Interest rate cuts and rising housing wealth have helped retail sales growth outpace limp underlying income growth, according to David Rumbens, partner and macro economist at Deloitte Access Economics. Speaking to Inside Retail Weekly, Rumbens said as Australia continues to transition from a post-mining boom economy towards wealth in other sectors, retail sales growth has been able to outstrip growth in income largely due to the willingness of consumers to run down their savings. “The lower do
llar, lower cost of finance are playing out largely for the benefit of retail at the moment against the economy – it’s still working through the downside of the mining boom, which is a challenge,” said Rumbens.
Reduced price pressures across the economy, including subdued inflation, have mitigated the impact on real household income growth with Deloitte noting that the recent decision to cut the interest rate by the RBA as also supporting the disposable income of mortgagees in the economy.
“The lower cost of finance is also helping support some credit spending, but it’s also helped push up house prices in some capitals – and that’s been a pretty strong wealth driver because people who own their own homes have been more willing to spend their income because the value of their housing’s gone up.”
The difficulty now facing retailers, according to Rumbens and Deloitte, is that many of those supporting factors are temporary – one-off boosts that supported retail spending but are now likely to fade.

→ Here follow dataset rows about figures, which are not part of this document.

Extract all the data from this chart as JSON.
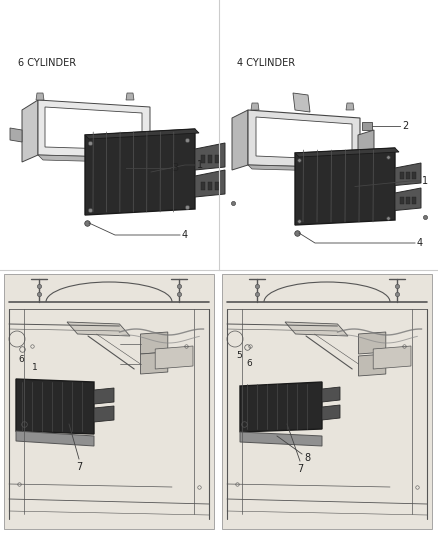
{
  "background_color": "#ffffff",
  "label_6cyl": "6 CYLINDER",
  "label_4cyl": "4 CYLINDER",
  "text_color": "#222222",
  "line_color": "#444444",
  "thin_line": "#666666",
  "divider_color": "#cccccc",
  "part_gray": "#d0d0d0",
  "part_dark": "#404040",
  "part_mid": "#888888",
  "part_light": "#e8e8e8",
  "engine_bg": "#e8e4dc",
  "engine_line": "#555555"
}
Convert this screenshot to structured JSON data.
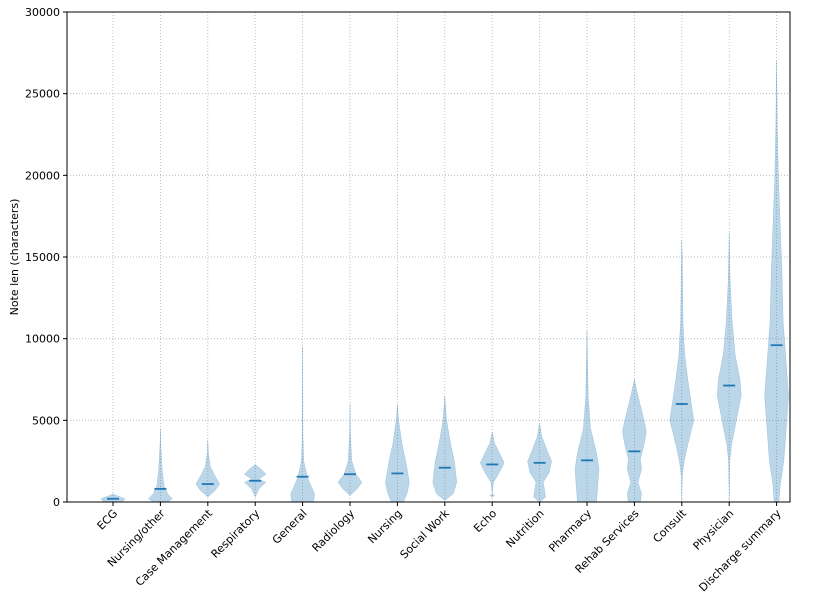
{
  "chart_data": {
    "type": "violin",
    "ylabel": "Note len (characters)",
    "categories": [
      "ECG",
      "Nursing/other",
      "Case Management",
      "Respiratory",
      "General",
      "Radiology",
      "Nursing",
      "Social Work",
      "Echo",
      "Nutrition",
      "Pharmacy",
      "Rehab Services",
      "Consult",
      "Physician",
      "Discharge summary"
    ],
    "medians": [
      200,
      800,
      1100,
      1300,
      1550,
      1700,
      1750,
      2100,
      2300,
      2400,
      2550,
      3100,
      6000,
      7130,
      9600
    ],
    "profiles": [
      {
        "values": [
          0,
          200,
          400,
          500
        ],
        "density": [
          0.8,
          1,
          0.3,
          0
        ]
      },
      {
        "values": [
          0,
          200,
          500,
          1000,
          2000,
          3500,
          4500
        ],
        "density": [
          0.6,
          1,
          0.6,
          0.3,
          0.15,
          0.03,
          0
        ]
      },
      {
        "values": [
          300,
          700,
          1100,
          1600,
          2200,
          3000,
          3800
        ],
        "density": [
          0,
          0.6,
          1,
          0.6,
          0.2,
          0.05,
          0
        ]
      },
      {
        "values": [
          300,
          800,
          1200,
          1400,
          1700,
          2000,
          2300
        ],
        "density": [
          0,
          0.3,
          0.9,
          0.3,
          0.9,
          0.5,
          0
        ]
      },
      {
        "values": [
          0,
          500,
          1000,
          1500,
          2500,
          4000,
          9500
        ],
        "density": [
          0.9,
          1,
          0.7,
          0.4,
          0.1,
          0.03,
          0
        ]
      },
      {
        "values": [
          400,
          800,
          1200,
          1700,
          2500,
          4000,
          5000,
          6000
        ],
        "density": [
          0,
          0.6,
          1,
          0.5,
          0.15,
          0.05,
          0.02,
          0
        ]
      },
      {
        "values": [
          0,
          500,
          1200,
          2500,
          3500,
          5000,
          6000
        ],
        "density": [
          0.5,
          0.8,
          1,
          0.7,
          0.4,
          0.1,
          0
        ]
      },
      {
        "values": [
          100,
          500,
          1200,
          2500,
          3500,
          5000,
          6500
        ],
        "density": [
          0,
          0.7,
          1,
          0.8,
          0.5,
          0.15,
          0
        ]
      },
      {
        "values": [
          300,
          400,
          500,
          1200,
          1800,
          2400,
          3000,
          3600,
          4300
        ],
        "density": [
          0,
          0.2,
          0,
          0.1,
          0.6,
          1,
          0.6,
          0.2,
          0
        ]
      },
      {
        "values": [
          0,
          300,
          800,
          1200,
          1800,
          2500,
          3200,
          4000,
          4800
        ],
        "density": [
          0,
          0.5,
          0.4,
          0.3,
          0.8,
          1,
          0.6,
          0.2,
          0
        ]
      },
      {
        "values": [
          0,
          1000,
          2000,
          3000,
          4500,
          6500,
          10500
        ],
        "density": [
          0.8,
          0.9,
          1,
          0.8,
          0.3,
          0.1,
          0
        ]
      },
      {
        "values": [
          0,
          500,
          1200,
          2000,
          2600,
          3500,
          4300,
          5000,
          6500,
          7500
        ],
        "density": [
          0.5,
          0.6,
          0.3,
          0.6,
          0.5,
          0.8,
          1,
          0.8,
          0.3,
          0
        ]
      },
      {
        "values": [
          0,
          1500,
          2500,
          3500,
          5000,
          6000,
          7500,
          9000,
          11000,
          15000,
          16000
        ],
        "density": [
          0,
          0.03,
          0.2,
          0.5,
          1,
          0.8,
          0.5,
          0.25,
          0.1,
          0.03,
          0
        ]
      },
      {
        "values": [
          0,
          2500,
          3500,
          5000,
          6500,
          7500,
          9000,
          11000,
          13500,
          16500
        ],
        "density": [
          0,
          0.05,
          0.2,
          0.6,
          1,
          0.9,
          0.5,
          0.25,
          0.08,
          0
        ]
      },
      {
        "values": [
          0,
          1000,
          2500,
          4500,
          6500,
          8500,
          11000,
          14000,
          17000,
          20000,
          23000,
          27000
        ],
        "density": [
          0.2,
          0.3,
          0.6,
          0.8,
          1,
          0.8,
          0.55,
          0.45,
          0.3,
          0.15,
          0.07,
          0
        ]
      }
    ],
    "color": "#1f77b4",
    "ylim": [
      0,
      30000
    ],
    "yticks": [
      0,
      5000,
      10000,
      15000,
      20000,
      25000,
      30000
    ],
    "grid": true
  }
}
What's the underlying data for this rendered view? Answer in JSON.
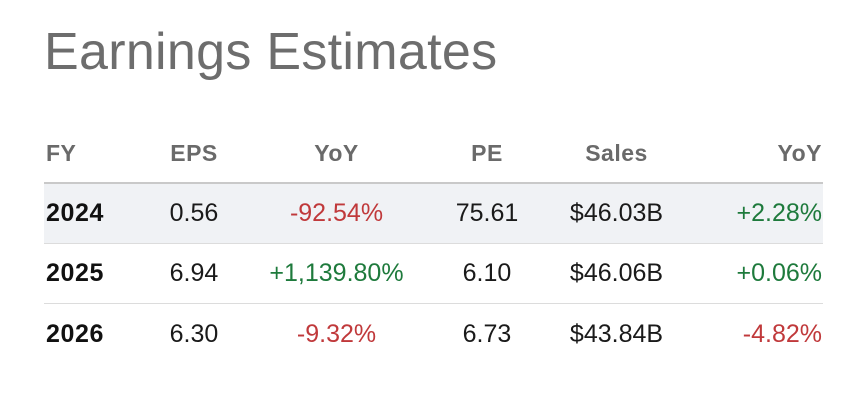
{
  "title": "Earnings Estimates",
  "columns": [
    "FY",
    "EPS",
    "YoY",
    "PE",
    "Sales",
    "YoY"
  ],
  "rows": [
    {
      "fy": "2024",
      "eps": "0.56",
      "eps_yoy": "-92.54%",
      "pe": "75.61",
      "sales": "$46.03B",
      "sales_yoy": "+2.28%"
    },
    {
      "fy": "2025",
      "eps": "6.94",
      "eps_yoy": "+1,139.80%",
      "pe": "6.10",
      "sales": "$46.06B",
      "sales_yoy": "+0.06%"
    },
    {
      "fy": "2026",
      "eps": "6.30",
      "eps_yoy": "-9.32%",
      "pe": "6.73",
      "sales": "$43.84B",
      "sales_yoy": "-4.82%"
    }
  ],
  "colors": {
    "title": "#6d6d6d",
    "header_text": "#6a6a6a",
    "negative": "#c0393b",
    "positive": "#1e7a3c",
    "shaded_row": "#f0f2f5",
    "divider": "#dcdcdc"
  }
}
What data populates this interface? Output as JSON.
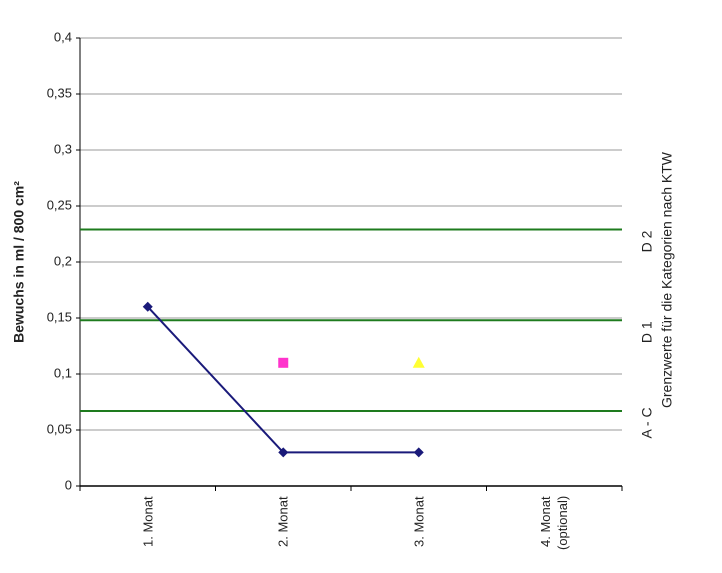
{
  "chart_data": {
    "type": "line",
    "y_label": "Bewuchs in ml / 800 cm²",
    "right_label": "Grenzwerte für die Kategorien nach KTW",
    "categories": [
      "1. Monat",
      "2. Monat",
      "3. Monat",
      "4. Monat (optional)"
    ],
    "series": [
      {
        "color": "#1a1a7a",
        "marker": "diamond",
        "line": true,
        "values": [
          0.16,
          0.03,
          0.03,
          null
        ]
      },
      {
        "color": "#ff33cc",
        "marker": "square",
        "line": false,
        "values": [
          null,
          0.11,
          null,
          null
        ]
      },
      {
        "color": "#ffff33",
        "marker": "triangle",
        "line": false,
        "values": [
          null,
          null,
          0.11,
          null
        ]
      }
    ],
    "thresholds": [
      {
        "label": "A - C",
        "value": 0.067,
        "color": "#1e7b1e"
      },
      {
        "label": "D 1",
        "value": 0.148,
        "color": "#1e7b1e"
      },
      {
        "label": "D 2",
        "value": 0.229,
        "color": "#1e7b1e"
      }
    ],
    "ylim": [
      0,
      0.4
    ],
    "yticks": [
      {
        "value": 0,
        "label": "0"
      },
      {
        "value": 0.05,
        "label": "0,05"
      },
      {
        "value": 0.1,
        "label": "0,1"
      },
      {
        "value": 0.15,
        "label": "0,15"
      },
      {
        "value": 0.2,
        "label": "0,2"
      },
      {
        "value": 0.25,
        "label": "0,25"
      },
      {
        "value": 0.3,
        "label": "0,3"
      },
      {
        "value": 0.35,
        "label": "0,35"
      },
      {
        "value": 0.4,
        "label": "0,4"
      }
    ],
    "grid": true
  }
}
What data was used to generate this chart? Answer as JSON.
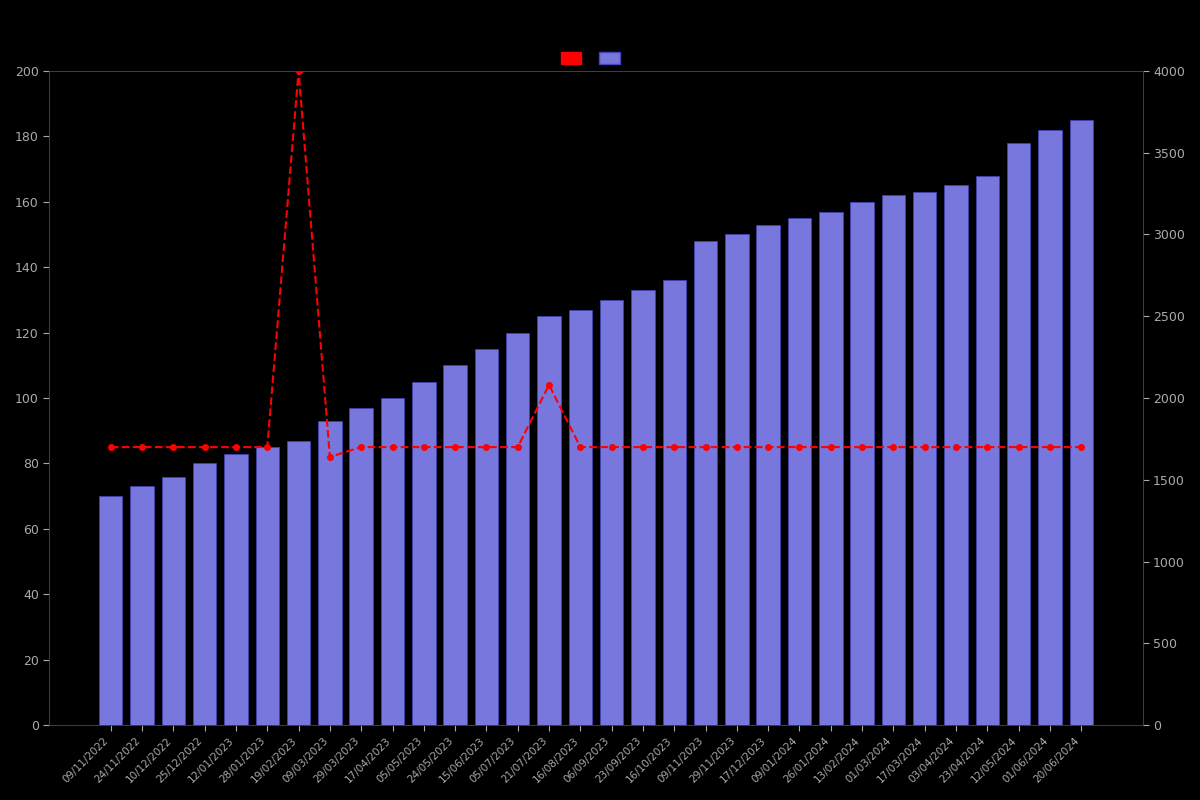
{
  "background_color": "#000000",
  "bar_color": "#7777dd",
  "bar_edge_color": "#4444bb",
  "line_color": "#ff0000",
  "text_color": "#aaaaaa",
  "left_ylim": [
    0,
    200
  ],
  "right_ylim": [
    0,
    4000
  ],
  "left_yticks": [
    0,
    20,
    40,
    60,
    80,
    100,
    120,
    140,
    160,
    180,
    200
  ],
  "right_yticks": [
    0,
    500,
    1000,
    1500,
    2000,
    2500,
    3000,
    3500,
    4000
  ],
  "dates": [
    "09/11/2022",
    "24/11/2022",
    "10/12/2022",
    "25/12/2022",
    "12/01/2023",
    "28/01/2023",
    "19/02/2023",
    "09/03/2023",
    "29/03/2023",
    "17/04/2023",
    "05/05/2023",
    "24/05/2023",
    "15/06/2023",
    "05/07/2023",
    "21/07/2023",
    "16/08/2023",
    "06/09/2023",
    "23/09/2023",
    "16/10/2023",
    "09/11/2023",
    "29/11/2023",
    "17/12/2023",
    "09/01/2024",
    "26/01/2024",
    "13/02/2024",
    "01/03/2024",
    "17/03/2024",
    "03/04/2024",
    "23/04/2024",
    "12/05/2024",
    "01/06/2024",
    "20/06/2024"
  ],
  "bar_values": [
    70,
    73,
    76,
    80,
    83,
    85,
    87,
    93,
    97,
    100,
    105,
    110,
    115,
    120,
    125,
    127,
    130,
    133,
    136,
    148,
    150,
    153,
    155,
    157,
    160,
    162,
    163,
    165,
    168,
    178,
    182,
    185
  ],
  "line_values": [
    85,
    85,
    85,
    85,
    85,
    85,
    200,
    82,
    85,
    85,
    85,
    85,
    85,
    85,
    104,
    85,
    85,
    85,
    85,
    85,
    85,
    85,
    85,
    85,
    85,
    85,
    85,
    85,
    85,
    85,
    85,
    85
  ],
  "figsize": [
    12,
    8
  ],
  "dpi": 100,
  "line_linewidth": 1.5,
  "line_marker": "o",
  "line_markersize": 4,
  "line_linestyle": "--",
  "bar_width": 0.75,
  "spine_color": "#444444"
}
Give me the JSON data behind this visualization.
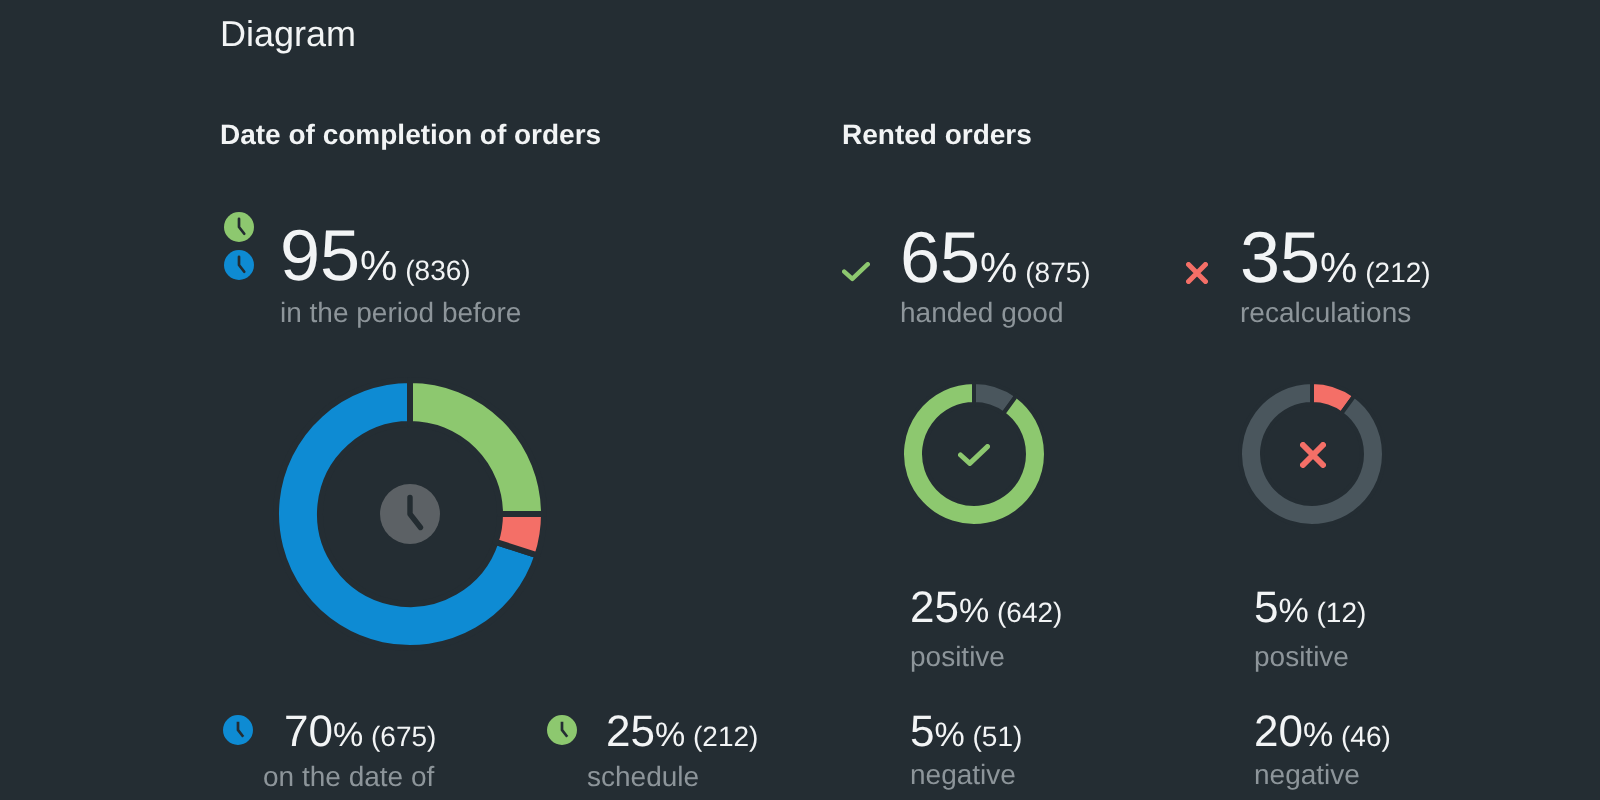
{
  "chart_data": [
    {
      "type": "other",
      "title": "Diagram"
    },
    {
      "type": "donut",
      "title": "Date of completion of orders",
      "categories": [
        "on the date of",
        null,
        "schedule"
      ],
      "values": [
        70,
        5,
        25
      ],
      "colors": [
        "#0e8bd3",
        "#f46f67",
        "#8dc86f"
      ],
      "value_labels": [
        "70% (675)",
        null,
        "25% (212)"
      ],
      "legend": "bottom",
      "annotations": [
        "95% (836)",
        "in the period before"
      ]
    },
    {
      "type": "donut",
      "title": "Rented orders",
      "categories": [
        null,
        null
      ],
      "values": [
        10,
        90
      ],
      "colors": [
        "#4a565d",
        "#8dc86f"
      ],
      "annotations": [
        "65% (875)",
        "handed good",
        "25% (642)",
        "positive",
        "5% (51)",
        "negative"
      ]
    },
    {
      "type": "donut",
      "categories": [
        null,
        null
      ],
      "values": [
        10,
        90
      ],
      "colors": [
        "#f46f67",
        "#4a565d"
      ],
      "annotations": [
        "35% (212)",
        "recalculations",
        "5% (12)",
        "positive",
        "20% (46)",
        "negative"
      ]
    }
  ]
}
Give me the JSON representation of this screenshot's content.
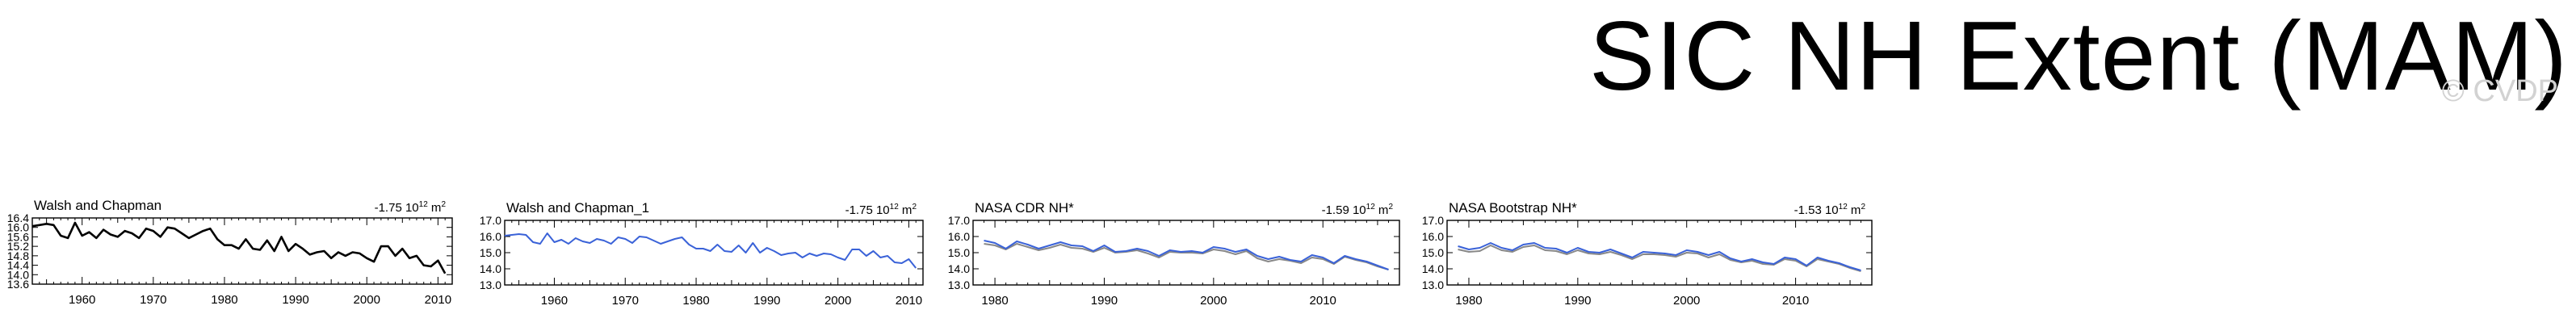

Australian retail sales growth slowed in early 2016, to now be 3.6 per cent over the year to April 2016.
“We’re expecting pretty slow growth in retail trade over the next six months of 1.2 per cent, partly because those things that have been benefitting retail are maybe slowing down,” said Rumbens.
Deloitte see retail sales growth slowing to 2.5 per cent in 2015/16 and 1.9 per cent in 2016/17 – in comparison to 3.3 per cent for 2014/15.
Meanwhile the Australian Industry Group Australian Performance of Services Index (Australian PSI) lifted by 1.8 points in May to 51.5, indicating expanding activity across the services sector after flat returns for two months.
“The return of the large services sector to expansion in May is good news for the sector and a sign of the resilience of the economy even as it continues to transition in the wake of falling mining-related investment and lower terms of trade,” said Innes Willox, Ai Group chief executive. “Sales were higher and importantly new orders grew again in May,” according to Willox. “While these are clear positive signs, expansion was notably concentrated in three of the nine services sub-sectors with retail – health and community services; and finance and insurance all in the black, while property and businesses services was broadly steady.”
The index is an indicator of services activity within the Australian economy and accounts for a national composite index based on the diffusion indices for sales, orders/new business, deliveries, inventories and employment with varying weights.
Four of the nine services sub-sectors in the index were stable or expanded in May, led by retail trade (up 8.7 points to 61.5), finance and insurance (down 1.9 points to 58.8) and health and community services (down 1.0 points to 53.2).